Theoretically if a human can drive a car using a pair of eyes connected to brain, it should be possible to do that using two cameras connected to some kind of image processing unit.
> Theoretically it should be possible to do that using two cameras connected to some kind of image processing unit
That "some kind of image processing unit" in humans has an awful lot of compute power and software.
If you remove $100k of sensors but have to add $200k of compute to run more advanced computer vision software, then it's a bad tradeoff to use only cameras, even if in theory that software is possible.
In theory. In practice neither the cameras nor processors available in cars function anywhere near human level.
It's not even entirely true in theory. We use a lot of our senses when driving. Force feedback on the wheel. Sounds from the environment. Inertial senses. And our vision isn't fixed, its constantly moving.
And yeah, as you mention, cameras don't really have the same level of range our eyes have and computers don't operate in the same way.
If we want the sell driving computer to be only possibly as good as a human. I can't see in the dark, can't see through fog, and have trouble with rain. Why is human visibility the bar to meet here?
Because we allow humans to drive, therefore if something can perform as well as a human it should be allowed. The bar is a floor, not a ceiling.
Theory isn't really all that applicable to this though - in theory nothing is stopping anyone from writing all code in assembly, but obviously that doesn't happen.
I think more practically cars have adding driver assistance feature for a while now - more cameras, blind spot monitoring, ultrasound for parking, lane drift indicators.
It is therefore not unreasonable to assume that adding more sensors is helpful (but even the old adage of more data is better than less would probably say that).

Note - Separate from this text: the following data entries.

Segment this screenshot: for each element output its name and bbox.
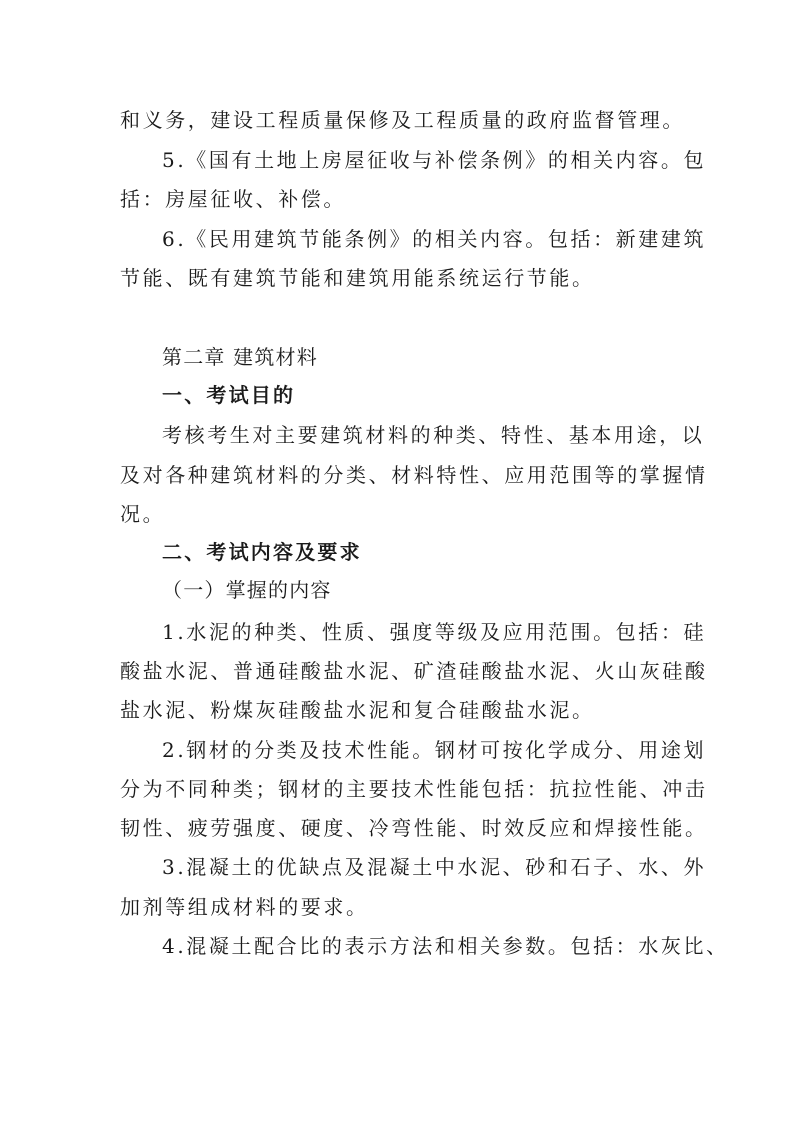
paragraph-line: 4.混凝土配合比的表示方法和相关参数。包括：水灰比、 (162, 934, 729, 958)
paragraph-line: 节能、既有建筑节能和建筑用能系统运行节能。 (120, 266, 595, 290)
paragraph-line: 盐水泥、粉煤灰硅酸盐水泥和复合硅酸盐水泥。 (120, 698, 595, 722)
subsection-heading: （一）掌握的内容 (162, 578, 332, 602)
section-heading: 二、考试内容及要求 (162, 540, 362, 564)
chapter-title: 第二章 建筑材料 (162, 345, 318, 369)
paragraph-line: 加剂等组成材料的要求。 (120, 895, 369, 919)
paragraph-line: 2.钢材的分类及技术性能。钢材可按化学成分、用途划 (162, 738, 707, 762)
paragraph-line: 3.混凝土的优缺点及混凝土中水泥、砂和石子、水、外 (162, 855, 707, 879)
paragraph-line: 考核考生对主要建筑材料的种类、特性、基本用途，以 (162, 423, 705, 447)
section-heading: 一、考试目的 (162, 383, 296, 407)
paragraph-line: 况。 (120, 502, 166, 526)
paragraph-line: 及对各种建筑材料的分类、材料特性、应用范围等的掌握情 (120, 463, 708, 487)
paragraph-line: 分为不同种类；钢材的主要技术性能包括：抗拉性能、冲击 (120, 777, 708, 801)
paragraph-line: 酸盐水泥、普通硅酸盐水泥、矿渣硅酸盐水泥、火山灰硅酸 (120, 659, 708, 683)
paragraph-line: 5.《国有土地上房屋征收与补偿条例》的相关内容。包 (162, 148, 707, 172)
paragraph-line: 6.《民用建筑节能条例》的相关内容。包括：新建建筑 (162, 227, 707, 251)
paragraph-line: 韧性、疲劳强度、硬度、冷弯性能、时效反应和焊接性能。 (120, 816, 708, 840)
paragraph-line: 1.水泥的种类、性质、强度等级及应用范围。包括：硅 (162, 620, 707, 644)
paragraph-line: 括：房屋征收、补偿。 (120, 187, 346, 211)
paragraph-line: 和义务，建设工程质量保修及工程质量的政府监督管理。 (120, 108, 685, 132)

To be honest, it's possible that having too much data can only cause problems in quick decision-making. Any redundant data will only slow down processing pipelines.
In practice humans aren't particularly safe drivers.

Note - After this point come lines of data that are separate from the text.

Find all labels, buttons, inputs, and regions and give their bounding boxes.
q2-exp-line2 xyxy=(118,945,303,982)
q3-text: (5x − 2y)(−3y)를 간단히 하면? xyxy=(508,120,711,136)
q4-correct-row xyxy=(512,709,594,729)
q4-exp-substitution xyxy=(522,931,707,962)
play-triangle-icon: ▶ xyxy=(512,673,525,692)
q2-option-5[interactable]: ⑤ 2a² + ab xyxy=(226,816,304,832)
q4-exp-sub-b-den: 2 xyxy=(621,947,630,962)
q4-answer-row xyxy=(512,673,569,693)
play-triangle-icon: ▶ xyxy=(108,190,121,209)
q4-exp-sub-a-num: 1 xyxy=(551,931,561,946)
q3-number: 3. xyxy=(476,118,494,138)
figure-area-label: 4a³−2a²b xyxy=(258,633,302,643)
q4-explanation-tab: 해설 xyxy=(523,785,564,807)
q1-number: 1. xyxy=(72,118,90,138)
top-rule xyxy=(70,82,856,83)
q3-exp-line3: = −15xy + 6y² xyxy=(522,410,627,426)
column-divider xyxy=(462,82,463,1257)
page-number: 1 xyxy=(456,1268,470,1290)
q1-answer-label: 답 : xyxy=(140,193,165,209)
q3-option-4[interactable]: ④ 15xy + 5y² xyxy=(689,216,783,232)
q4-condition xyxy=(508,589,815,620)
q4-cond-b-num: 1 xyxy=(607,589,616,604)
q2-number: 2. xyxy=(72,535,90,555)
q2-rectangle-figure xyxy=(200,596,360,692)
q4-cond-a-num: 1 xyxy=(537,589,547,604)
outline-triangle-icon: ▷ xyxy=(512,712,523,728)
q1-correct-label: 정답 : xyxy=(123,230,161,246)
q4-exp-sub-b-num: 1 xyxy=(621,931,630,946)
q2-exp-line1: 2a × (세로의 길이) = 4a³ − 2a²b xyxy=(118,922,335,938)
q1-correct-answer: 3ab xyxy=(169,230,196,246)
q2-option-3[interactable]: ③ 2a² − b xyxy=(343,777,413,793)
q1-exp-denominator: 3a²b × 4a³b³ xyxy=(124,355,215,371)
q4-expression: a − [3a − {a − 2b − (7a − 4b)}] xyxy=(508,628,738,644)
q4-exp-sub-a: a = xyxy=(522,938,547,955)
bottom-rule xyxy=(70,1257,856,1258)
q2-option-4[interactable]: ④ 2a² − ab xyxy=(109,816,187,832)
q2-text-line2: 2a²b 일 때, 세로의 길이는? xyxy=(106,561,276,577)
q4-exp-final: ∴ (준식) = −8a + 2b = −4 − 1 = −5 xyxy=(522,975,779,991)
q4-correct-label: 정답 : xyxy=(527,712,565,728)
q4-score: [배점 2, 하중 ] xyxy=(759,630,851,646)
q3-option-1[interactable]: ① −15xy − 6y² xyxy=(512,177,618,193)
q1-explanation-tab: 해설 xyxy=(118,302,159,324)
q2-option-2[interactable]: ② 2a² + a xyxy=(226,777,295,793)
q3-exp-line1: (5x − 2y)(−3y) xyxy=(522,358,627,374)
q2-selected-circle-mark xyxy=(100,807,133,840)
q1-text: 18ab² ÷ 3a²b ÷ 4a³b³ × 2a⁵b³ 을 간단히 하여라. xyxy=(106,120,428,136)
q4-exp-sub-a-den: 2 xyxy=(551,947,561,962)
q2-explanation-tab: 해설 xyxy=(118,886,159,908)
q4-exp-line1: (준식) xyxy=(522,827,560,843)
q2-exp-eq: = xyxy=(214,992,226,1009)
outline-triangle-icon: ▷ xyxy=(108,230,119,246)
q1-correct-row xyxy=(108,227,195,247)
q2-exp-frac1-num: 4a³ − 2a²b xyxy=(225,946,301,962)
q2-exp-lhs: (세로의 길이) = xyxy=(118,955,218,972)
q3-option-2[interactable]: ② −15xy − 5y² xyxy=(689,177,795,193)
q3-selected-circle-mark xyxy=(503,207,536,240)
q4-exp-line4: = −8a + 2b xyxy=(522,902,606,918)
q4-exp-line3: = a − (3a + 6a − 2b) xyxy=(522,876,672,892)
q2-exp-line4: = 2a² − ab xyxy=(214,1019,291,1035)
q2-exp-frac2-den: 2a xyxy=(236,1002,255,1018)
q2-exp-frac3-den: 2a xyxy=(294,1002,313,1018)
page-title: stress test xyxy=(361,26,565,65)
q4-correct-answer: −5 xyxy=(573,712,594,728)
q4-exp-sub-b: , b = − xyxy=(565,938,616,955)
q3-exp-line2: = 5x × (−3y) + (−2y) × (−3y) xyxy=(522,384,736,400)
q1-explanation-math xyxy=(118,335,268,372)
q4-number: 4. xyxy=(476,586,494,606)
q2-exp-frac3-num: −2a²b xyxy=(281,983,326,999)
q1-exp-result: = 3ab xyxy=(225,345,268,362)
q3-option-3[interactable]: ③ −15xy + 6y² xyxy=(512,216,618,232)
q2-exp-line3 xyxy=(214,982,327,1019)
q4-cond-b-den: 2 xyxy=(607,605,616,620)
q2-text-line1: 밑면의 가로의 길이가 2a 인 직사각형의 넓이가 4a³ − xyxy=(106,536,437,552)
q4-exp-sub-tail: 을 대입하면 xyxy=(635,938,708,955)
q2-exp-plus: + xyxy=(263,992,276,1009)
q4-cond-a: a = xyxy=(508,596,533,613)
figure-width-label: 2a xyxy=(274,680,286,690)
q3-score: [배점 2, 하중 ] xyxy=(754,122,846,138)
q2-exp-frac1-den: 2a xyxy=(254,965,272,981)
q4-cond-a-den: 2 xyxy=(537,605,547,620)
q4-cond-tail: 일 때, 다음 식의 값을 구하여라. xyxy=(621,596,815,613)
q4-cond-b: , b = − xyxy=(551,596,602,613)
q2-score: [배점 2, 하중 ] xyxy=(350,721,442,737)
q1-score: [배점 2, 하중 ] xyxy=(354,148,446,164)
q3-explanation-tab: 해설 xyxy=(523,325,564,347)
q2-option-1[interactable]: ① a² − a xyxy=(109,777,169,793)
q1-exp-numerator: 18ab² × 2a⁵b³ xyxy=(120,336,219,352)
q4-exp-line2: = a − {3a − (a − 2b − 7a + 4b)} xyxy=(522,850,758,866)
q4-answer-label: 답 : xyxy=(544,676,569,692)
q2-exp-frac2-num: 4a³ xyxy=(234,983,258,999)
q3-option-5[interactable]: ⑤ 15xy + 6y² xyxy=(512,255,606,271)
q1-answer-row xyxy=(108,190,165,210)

Is that because their vision fails to provide the information necessary to drive safely? Or is it due to distraction and/or poor judgment? I don't actually know the answer to this, but I assume distraction/judgment is a bigger factor.
I'm not a fan of the camera-only approach and think Tesla is making a mistake backing it due to path-dependence, but when we're _only_ talking about this is _broadly theoretical_ terms, I don't think they're wrong. The ideal autonomous driving agent is like a perfect monday morning quarterback who gets to look at every failure and say "see, what you should have done here was..." and it seems like it might well both have enough information and be able too see enough cases to meet some desirable standard of safety. In theory. In practice, maybe they just can't get enough accuracy or something.
> Is that because their vision fails to provide the information necessary to drive safely?
In certain conditions, yes. Humans drive terribly in dark and low light, something lidar excels in.
Still, millions of humans drive every night and only a miniscule percentage cause any accidents. So maybe we are not so bad at this.
According to NHTSA, about half of all fatal crashes occur at night, even though only 25% of driving happens at nighttime. So yes, we are pretty bad at this.
I totally agree, I think most accidents are caused by human nature (especially slow reaction time in specific conditions like being tired or drunk) and ignoring laws of physics (driving too fast). And some are just a pure bad luck (something/someone getting on the road right in front of the car).
Sure, but why strive for that? We can have better than human perception by adding lidar and radar.